Elina Lehtinen estaba de pie en silencio, mirando por la ventana abierta cómo el viento peinaba el prado.
Pensó en Turre. En María. María había muerto en el asilo. No se había recuperado de la caída, su cuerpo se había ido haciendo cada vez más pequeño y delgado y, al cabo de pocos días, había muerto.
Así se lo había contado Turre la noche anterior. Habían estado sentados en la terraza, Turre había llorado y Elina había hablado, aunque en realidad no sabía muy bien qué decir.
María y Turre. No habían tenido hijos. Querían a Pia. Siempre le traían un regalo de cumpleaños y sus regalos eran siempre los que más le gustaban a Pia.
Hacía mucho tiempo, pero Elina Lehtinen recordaba perfectamente el brillo en los ojos de Pia en sus cumpleaños. Y a un Turre fuerte como un toro, dándole a Pia su regalo nada más volver ella del colegio. Y a María de pie junto a Turre, rogándole a Pia que abriera enseguida el regalo porque quería ver la ilusión que le hacía.
Vinieron después meses de silencio impotente, porque tras la muerte de Pia ya no había nada que decir. Como mucho, algo equivocado.
Luego años de hablar bajo y con cautela, evitando tocar el tema de ese vacío imposible de llenar.
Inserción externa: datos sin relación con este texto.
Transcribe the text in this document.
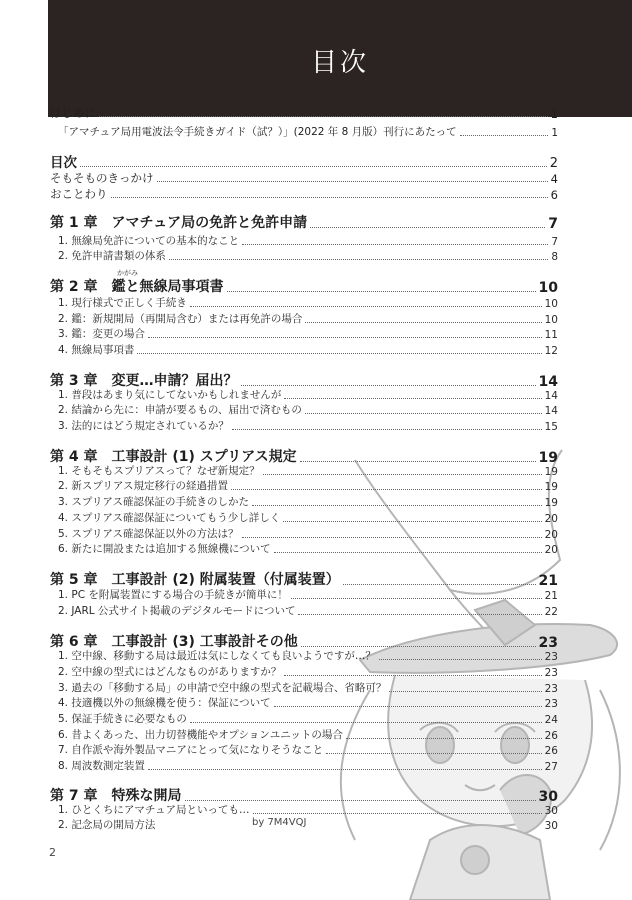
目次
はじめに	1
「アマチュア局用電波法令手続きガイド（試？）」(2022 年 8 月版）刊行にあたって	1
目次	2
そもそものきっかけ	4
おことわり	6
第 1 章　アマチュア局の免許と免許申請	7
1. 無線局免許についての基本的なこと	7
2. 免許申請書類の体系	8
かがみ
第 2 章　鑑と無線局事項書	10
1. 現行様式で正しく手続き	10
2. 鑑：新規開局（再開局含む）または再免許の場合	10
3. 鑑：変更の場合	11
4. 無線局事項書	12
第 3 章　変更…申請？届出？	14
1. 普段はあまり気にしてないかもしれませんが	14
2. 結論から先に：申請が要るもの、届出で済むもの	14
3. 法的にはどう規定されているか？	15
第 4 章　工事設計 (1) スプリアス規定	19
1. そもそもスプリアスって？なぜ新規定？	19
2. 新スプリアス規定移行の経過措置	19
3. スプリアス確認保証の手続きのしかた	19
4. スプリアス確認保証についてもう少し詳しく	20
5. スプリアス確認保証以外の方法は？	20
6. 新たに開設または追加する無線機について	20
第 5 章　工事設計 (2) 附属装置（付属装置）	21
1. PC を附属装置にする場合の手続きが簡単に！	21
2. JARL 公式サイト掲載のデジタルモードについて	22
第 6 章　工事設計 (3) 工事設計その他	23
1. 空中線、移動する局は最近は気にしなくても良いようですが…？	23
2. 空中線の型式にはどんなものがありますか？	23
3. 過去の「移動する局」の申請で空中線の型式を記載場合、省略可？	23
4. 技適機以外の無線機を使う：保証について	23
5. 保証手続きに必要なもの	24
6. 昔よくあった、出力切替機能やオプションユニットの場合	26
7. 自作派や海外製品マニアにとって気になりそうなこと	26
8. 周波数測定装置	27
第 7 章　特殊な開局	30
1. ひとくちにアマチュア局といっても…	30
2. 記念局の開局方法	30
by 7M4VQJ
2
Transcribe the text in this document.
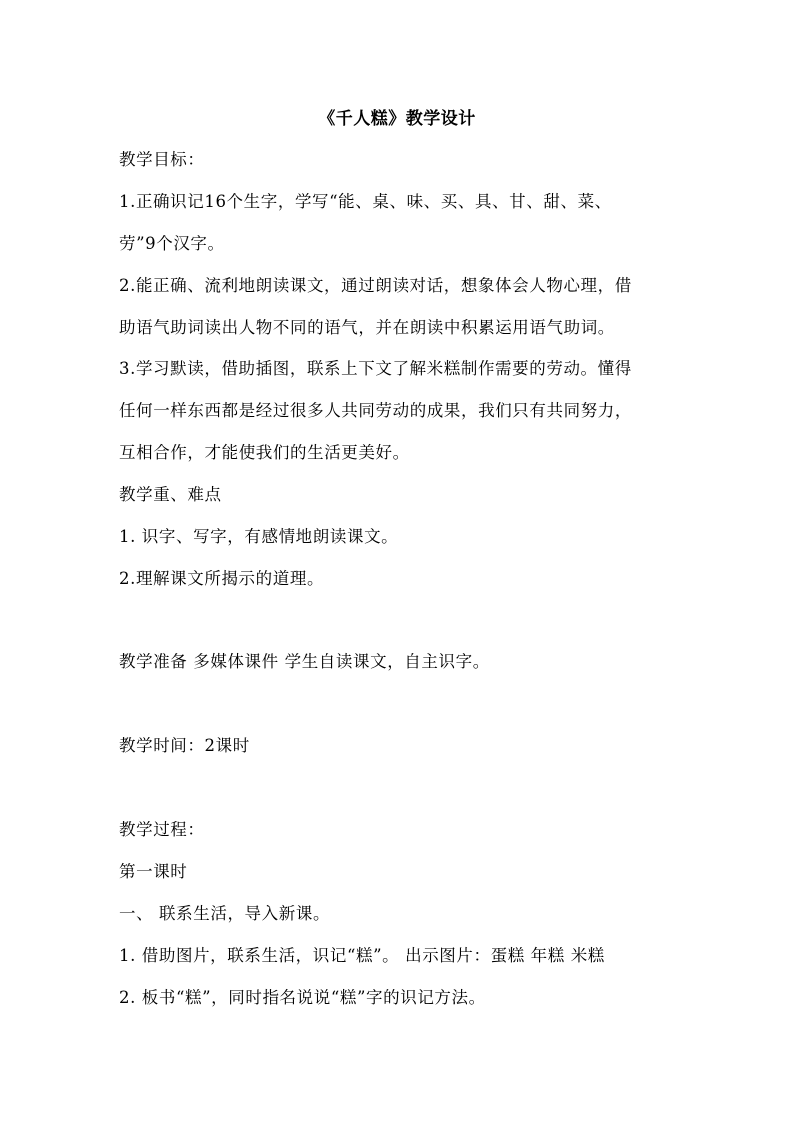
《千人糕》教学设计
教学目标：
1.正确识记16个生字，学写“能、桌、味、买、具、甘、甜、菜、
劳”9个汉字。
2.能正确、流利地朗读课文，通过朗读对话，想象体会人物心理，借
助语气助词读出人物不同的语气，并在朗读中积累运用语气助词。
3.学习默读，借助插图，联系上下文了解米糕制作需要的劳动。懂得
任何一样东西都是经过很多人共同劳动的成果，我们只有共同努力，
互相合作，才能使我们的生活更美好。
教学重、难点
1. 识字、写字，有感情地朗读课文。
2.理解课文所揭示的道理。
教学准备 多媒体课件 学生自读课文，自主识字。
教学时间：2课时
教学过程：
第一课时
一、 联系生活，导入新课。
1. 借助图片，联系生活，识记“糕”。 出示图片：蛋糕 年糕 米糕
2. 板书“糕”，同时指名说说“糕”字的识记方法。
Más tarde, en algún momento, un tono de voz más natural. Y María diciendo, ante la foto del salón, que echaba de menos a Pia. Al decirlo sonrió y se pasaron un buen rato de pie, una junto a la otra, mirando la foto sin decir nada.
Y luego llegaron los años en los que a María pareció ir escapándosele la realidad y Turre perdió todas sus fuerzas. El día en que llegó Turre y le dijo, mirando el jardín cubierto de nieve, que María debía ingresar en un asilo, mientras Pia, en la foto, no paraba de reír.
El coche deportivo plateado brillaba más que el sol. Había visto al hombre acercarse a la casa y había ido, paso a paso, hacia la puerta para abrirle.
Intentó sentir algo y pensó en María. En su último encuentro. María había llamado a la puerta y le había propinado a Elina una enorme bofetada, antes de que Elina pudiera darse cuenta de lo que estaba pasando. Que Turre se llevaba putillas a la cama. Un montón de putillas. Putillas. Recordaba la voz de María, y recordaba también que ya no era la suya, así como tampoco eran sus ojos los que la miraban.
Pocos días después, Turre y María se marcharon al asilo, y Elina había ido varias veces a verlos, pero María nunca volvió.
Seguía esperando poder sentir algo, pero no sentía nada, se limitaba a pensar en María y en el hecho de que había muerto, y dos nombres recorrían sus pensamientos, dos nombres de personas que no conocía. Eso, quizás. Una vaga sensación de tristeza.
Había olvidado qué aspecto tenía el hombre. Un coche deportivo plateado, más claro que el sol. Y una tarjeta de visita. La tenía en la mano, lisa y fría.
Se obligó a ir hasta el teléfono y marcó un número. La voz que contestó le sonaba más familiar de lo que había pensado.
—Felicidades —dijo ella.
—Oh…, ¿cómo sabes…?
—Llevabas ya un par de copas de más… y se te escapó lo del cumpleaños.
—Oh —dijo Ketola—, pues… gracias.
—Tenías razón —dijo ella.
—Razón…
—Ha estado aquí.
Ketola no dijo nada.
—Sé cómo se llama —dijo ella.
Ketola no dijo nada. Pasaron unos segundos.
—Voy para allá —dijo Ketola. En su voz había ahora algo extraño, tenso.
Dos nombres. De personas que no conocía.
—Sus hijos se llaman Aku y Laura —dijo antes de colgar.